The Big Chill 2: The Art Trail

The Art Trail itself (an established feature at the Big Chill) was stunning, and it was a truly lush setting for the Illuminated Tipi (or rather, Haunted Tipi in this context). Our fellow Trail attractions were mainly exquisite light sculptures by Saatchi artists including some wonderful green lightning in the form of a static shape of rope light (?) stretched in angles over wire under a tree, florescent neon tubes in beautiful colours hanging from trees in a glade, in purple, red, blue, etc., and a fantastic tall sculpture made completely from found objects/recycled materials intricately put together as a tower and then lit with a circle of solar lights, and with threads tied all around it to form a sort of cone - which all looked amazing when lit up at night. We were opposite a yurt with a delicate shimmering projection of images sensitive to movement inside, and along the trail were two video projections, although we only caught one set of films - of flocking birds and old piers, atmospheric and eye catching. There were some funky love seats, big wooden benches with heart shapes and spray painted in striking colours and designs. The performance acts were some performance art of the durational/endurance variety involving what looked like space suits, some corde lisse aerial movement from a tree, and occasional music under the neon tubes in the glade - the first of which we missed sadly, as we were of course all on while the Art Trail was open from 9pm till 2am! - And ourselves in the Haunted Tipi.

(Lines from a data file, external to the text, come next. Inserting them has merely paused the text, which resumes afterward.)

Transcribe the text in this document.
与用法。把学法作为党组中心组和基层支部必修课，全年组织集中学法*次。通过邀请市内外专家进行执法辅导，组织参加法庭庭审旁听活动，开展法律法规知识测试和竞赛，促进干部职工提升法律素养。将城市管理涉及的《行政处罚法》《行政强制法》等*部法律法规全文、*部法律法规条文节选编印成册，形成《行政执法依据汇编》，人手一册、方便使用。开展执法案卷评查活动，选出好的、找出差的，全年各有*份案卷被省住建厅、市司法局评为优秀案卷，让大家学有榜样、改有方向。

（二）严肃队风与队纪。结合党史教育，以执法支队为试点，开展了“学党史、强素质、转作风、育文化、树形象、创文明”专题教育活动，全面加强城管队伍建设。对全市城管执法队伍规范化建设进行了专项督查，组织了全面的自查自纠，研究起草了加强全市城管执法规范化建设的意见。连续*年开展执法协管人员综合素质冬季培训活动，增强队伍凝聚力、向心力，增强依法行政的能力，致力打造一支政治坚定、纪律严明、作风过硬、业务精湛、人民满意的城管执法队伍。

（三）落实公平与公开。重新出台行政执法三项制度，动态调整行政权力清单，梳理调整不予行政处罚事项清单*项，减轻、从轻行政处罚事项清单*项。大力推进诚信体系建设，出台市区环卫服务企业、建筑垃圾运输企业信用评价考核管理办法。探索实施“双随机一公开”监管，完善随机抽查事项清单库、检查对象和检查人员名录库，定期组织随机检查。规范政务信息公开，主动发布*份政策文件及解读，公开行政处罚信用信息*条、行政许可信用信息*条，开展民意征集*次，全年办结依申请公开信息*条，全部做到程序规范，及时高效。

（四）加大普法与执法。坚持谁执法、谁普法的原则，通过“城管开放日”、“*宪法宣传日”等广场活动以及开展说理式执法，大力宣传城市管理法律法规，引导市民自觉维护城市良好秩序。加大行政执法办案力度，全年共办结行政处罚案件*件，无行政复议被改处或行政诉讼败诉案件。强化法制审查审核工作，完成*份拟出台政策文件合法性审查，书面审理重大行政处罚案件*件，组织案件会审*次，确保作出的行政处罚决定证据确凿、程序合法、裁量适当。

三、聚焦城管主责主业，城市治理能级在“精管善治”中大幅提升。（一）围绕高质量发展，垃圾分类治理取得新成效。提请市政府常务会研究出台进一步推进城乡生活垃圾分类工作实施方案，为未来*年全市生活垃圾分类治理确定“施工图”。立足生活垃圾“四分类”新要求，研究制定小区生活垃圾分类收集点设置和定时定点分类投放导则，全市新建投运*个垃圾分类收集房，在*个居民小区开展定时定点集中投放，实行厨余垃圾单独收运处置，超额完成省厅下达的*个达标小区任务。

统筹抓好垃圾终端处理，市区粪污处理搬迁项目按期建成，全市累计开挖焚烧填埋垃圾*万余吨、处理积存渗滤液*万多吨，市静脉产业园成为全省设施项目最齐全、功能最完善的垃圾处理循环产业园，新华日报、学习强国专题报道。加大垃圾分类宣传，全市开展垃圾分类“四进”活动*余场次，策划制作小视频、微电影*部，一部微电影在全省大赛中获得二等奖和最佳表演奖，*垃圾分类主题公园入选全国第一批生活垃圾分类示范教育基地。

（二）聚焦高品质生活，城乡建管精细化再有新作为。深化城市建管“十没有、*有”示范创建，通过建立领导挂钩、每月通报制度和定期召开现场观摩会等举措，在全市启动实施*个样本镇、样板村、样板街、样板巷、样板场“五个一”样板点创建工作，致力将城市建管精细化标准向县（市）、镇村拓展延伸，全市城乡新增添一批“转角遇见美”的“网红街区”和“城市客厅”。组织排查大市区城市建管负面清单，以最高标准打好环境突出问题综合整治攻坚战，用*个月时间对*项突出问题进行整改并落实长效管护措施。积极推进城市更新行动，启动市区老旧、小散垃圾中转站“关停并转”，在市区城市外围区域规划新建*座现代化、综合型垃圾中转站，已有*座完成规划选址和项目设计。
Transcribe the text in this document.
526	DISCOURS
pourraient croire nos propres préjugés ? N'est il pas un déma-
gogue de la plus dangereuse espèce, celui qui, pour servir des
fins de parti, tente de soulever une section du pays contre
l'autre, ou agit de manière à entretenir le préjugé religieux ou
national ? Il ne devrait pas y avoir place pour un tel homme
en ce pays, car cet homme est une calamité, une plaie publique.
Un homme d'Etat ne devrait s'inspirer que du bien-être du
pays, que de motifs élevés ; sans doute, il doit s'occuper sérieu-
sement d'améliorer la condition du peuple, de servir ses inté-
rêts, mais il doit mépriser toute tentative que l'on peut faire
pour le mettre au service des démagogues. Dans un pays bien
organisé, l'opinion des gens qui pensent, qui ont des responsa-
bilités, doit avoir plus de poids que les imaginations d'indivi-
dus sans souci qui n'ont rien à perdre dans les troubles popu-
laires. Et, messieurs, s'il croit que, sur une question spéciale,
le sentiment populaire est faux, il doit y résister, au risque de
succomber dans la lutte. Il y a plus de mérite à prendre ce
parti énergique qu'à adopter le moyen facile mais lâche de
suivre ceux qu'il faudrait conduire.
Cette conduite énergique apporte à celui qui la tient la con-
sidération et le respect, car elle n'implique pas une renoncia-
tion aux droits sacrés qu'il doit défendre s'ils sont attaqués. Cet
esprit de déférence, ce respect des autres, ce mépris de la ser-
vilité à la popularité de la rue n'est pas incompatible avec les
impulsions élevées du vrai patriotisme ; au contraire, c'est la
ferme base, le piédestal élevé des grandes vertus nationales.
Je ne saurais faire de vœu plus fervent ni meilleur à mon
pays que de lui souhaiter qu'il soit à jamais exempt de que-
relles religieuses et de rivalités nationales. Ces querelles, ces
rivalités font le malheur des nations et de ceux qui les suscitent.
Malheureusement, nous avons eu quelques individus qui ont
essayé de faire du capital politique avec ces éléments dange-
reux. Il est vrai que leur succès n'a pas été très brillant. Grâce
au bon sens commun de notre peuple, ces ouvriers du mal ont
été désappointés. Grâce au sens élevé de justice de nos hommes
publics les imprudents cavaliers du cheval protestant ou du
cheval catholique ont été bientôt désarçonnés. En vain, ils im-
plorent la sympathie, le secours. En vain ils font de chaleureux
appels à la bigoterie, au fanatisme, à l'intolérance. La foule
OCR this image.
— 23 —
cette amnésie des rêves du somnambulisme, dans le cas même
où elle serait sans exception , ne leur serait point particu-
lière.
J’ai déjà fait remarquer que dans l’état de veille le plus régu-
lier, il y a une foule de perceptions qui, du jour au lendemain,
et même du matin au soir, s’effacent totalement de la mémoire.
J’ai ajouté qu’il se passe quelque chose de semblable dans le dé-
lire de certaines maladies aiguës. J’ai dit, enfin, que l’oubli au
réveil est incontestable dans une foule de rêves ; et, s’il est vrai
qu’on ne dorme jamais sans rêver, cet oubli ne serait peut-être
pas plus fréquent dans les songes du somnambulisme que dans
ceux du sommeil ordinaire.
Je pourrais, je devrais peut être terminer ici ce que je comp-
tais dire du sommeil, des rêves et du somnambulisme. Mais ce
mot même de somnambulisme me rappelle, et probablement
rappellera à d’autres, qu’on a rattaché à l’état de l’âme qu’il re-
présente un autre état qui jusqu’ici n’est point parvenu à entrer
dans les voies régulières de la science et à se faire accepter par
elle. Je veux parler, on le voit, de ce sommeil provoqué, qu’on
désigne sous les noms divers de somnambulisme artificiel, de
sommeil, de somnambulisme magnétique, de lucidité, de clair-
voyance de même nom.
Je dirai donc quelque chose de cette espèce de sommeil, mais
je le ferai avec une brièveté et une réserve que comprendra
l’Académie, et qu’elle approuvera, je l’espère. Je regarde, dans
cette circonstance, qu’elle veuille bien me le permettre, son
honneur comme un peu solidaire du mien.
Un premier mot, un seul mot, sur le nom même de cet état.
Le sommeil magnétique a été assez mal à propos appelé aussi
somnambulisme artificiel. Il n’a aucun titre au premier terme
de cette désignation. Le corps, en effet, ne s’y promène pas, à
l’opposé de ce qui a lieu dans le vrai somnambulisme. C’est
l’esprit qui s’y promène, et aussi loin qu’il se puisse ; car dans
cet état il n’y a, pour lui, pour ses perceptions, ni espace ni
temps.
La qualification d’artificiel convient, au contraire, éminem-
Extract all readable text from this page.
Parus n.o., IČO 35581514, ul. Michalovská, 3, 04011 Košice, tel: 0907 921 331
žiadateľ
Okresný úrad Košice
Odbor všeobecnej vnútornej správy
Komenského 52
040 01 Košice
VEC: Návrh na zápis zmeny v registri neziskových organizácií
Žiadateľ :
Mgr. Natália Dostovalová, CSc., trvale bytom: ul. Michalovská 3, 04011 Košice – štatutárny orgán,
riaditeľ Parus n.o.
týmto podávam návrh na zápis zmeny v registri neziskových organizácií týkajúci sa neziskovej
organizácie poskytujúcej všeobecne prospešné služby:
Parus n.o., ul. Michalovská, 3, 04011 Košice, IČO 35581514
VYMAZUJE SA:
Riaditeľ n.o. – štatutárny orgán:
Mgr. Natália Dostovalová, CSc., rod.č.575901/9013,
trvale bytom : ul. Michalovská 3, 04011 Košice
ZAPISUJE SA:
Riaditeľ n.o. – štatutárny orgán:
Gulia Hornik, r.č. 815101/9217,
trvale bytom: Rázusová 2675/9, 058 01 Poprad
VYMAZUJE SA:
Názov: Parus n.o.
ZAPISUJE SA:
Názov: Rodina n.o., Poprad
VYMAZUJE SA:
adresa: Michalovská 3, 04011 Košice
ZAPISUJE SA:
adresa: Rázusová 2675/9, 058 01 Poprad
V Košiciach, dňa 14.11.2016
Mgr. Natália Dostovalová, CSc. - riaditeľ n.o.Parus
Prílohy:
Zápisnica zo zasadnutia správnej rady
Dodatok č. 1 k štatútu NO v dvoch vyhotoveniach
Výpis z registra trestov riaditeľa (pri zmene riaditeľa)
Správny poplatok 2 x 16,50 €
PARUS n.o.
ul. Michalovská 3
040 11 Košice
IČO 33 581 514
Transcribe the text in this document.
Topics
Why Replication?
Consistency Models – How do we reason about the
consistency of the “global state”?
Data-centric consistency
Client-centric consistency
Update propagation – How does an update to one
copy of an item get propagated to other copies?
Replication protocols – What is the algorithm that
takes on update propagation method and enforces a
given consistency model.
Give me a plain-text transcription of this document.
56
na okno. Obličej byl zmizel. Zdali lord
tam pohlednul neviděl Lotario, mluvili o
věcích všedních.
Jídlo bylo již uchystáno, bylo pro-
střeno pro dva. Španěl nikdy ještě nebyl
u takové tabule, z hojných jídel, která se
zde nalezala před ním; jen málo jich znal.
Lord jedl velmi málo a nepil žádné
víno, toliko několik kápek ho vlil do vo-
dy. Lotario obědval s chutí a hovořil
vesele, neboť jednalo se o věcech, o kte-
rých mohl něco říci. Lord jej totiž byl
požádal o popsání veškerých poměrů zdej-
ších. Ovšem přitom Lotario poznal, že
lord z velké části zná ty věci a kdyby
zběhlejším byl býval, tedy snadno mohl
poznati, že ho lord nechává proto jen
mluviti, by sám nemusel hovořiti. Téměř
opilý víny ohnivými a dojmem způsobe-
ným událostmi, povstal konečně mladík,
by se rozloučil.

    Whilst the area (behind the Enchanted Garden) was ambitious to put anything in - brambles, ant hills, nettles, thorn trees, and tucked away in the wood as well as hard to light even with powerful architectural lighting on some of the trees and installations (including the recycled sculpture and ourselves) and small spotlights studding the path, it was very beautiful and crazily atmospheric. To our surprise, hordes of folks trekked up the path and found us all, so whoever decided to locate it there was right about intrepid the festival-goers were likely to be! So while the space was somewhat of a challenge - the big pvc floor tarpaulin did save us the thorny ground, but it also was a fun surface for rugs and cushions to slide about on when folks came in to sit down and a few of the unwary went flying over an ant hill on a surface not entirely unlike a frozen windswept sea! And of course lugging everything there and back from a nearby field, and then finding things in the dark, as oddly, green and coloured lighting aren't nearly so easy to find objects in as daylight-colour light.
    However, despite all that, the setting was so striking and so picturesque that we fully understood why it had been set there, and the tipi all lit up at night on the hill, seen from below and from the path itself above, behind it a wonderful panorama of the sea of lights that was the rest of the festival site, looked so amazing that it made up for the bother.
   We just wished on Monday that we (all those on the Art Trail) had made an effort to have a drink or something together afterward! As we had all faced the same challenges and delights, and there was such a great deal of talent on the Trail. Thanks to Katie and Liam of the sculpture tower (artist Katie Surridge), for being such lovely company and to Lizzie Jordan of the yurt opposite for sharing our travails! Also to the love seat folks, and the green lightning and neon tube artists for making such lovely things to look at, ensuring that we didn't miss everything as some of the best stuff lay on the path to work! Also to Kelly of Festival Republic for booking us! It was a big success and a fabulous festival.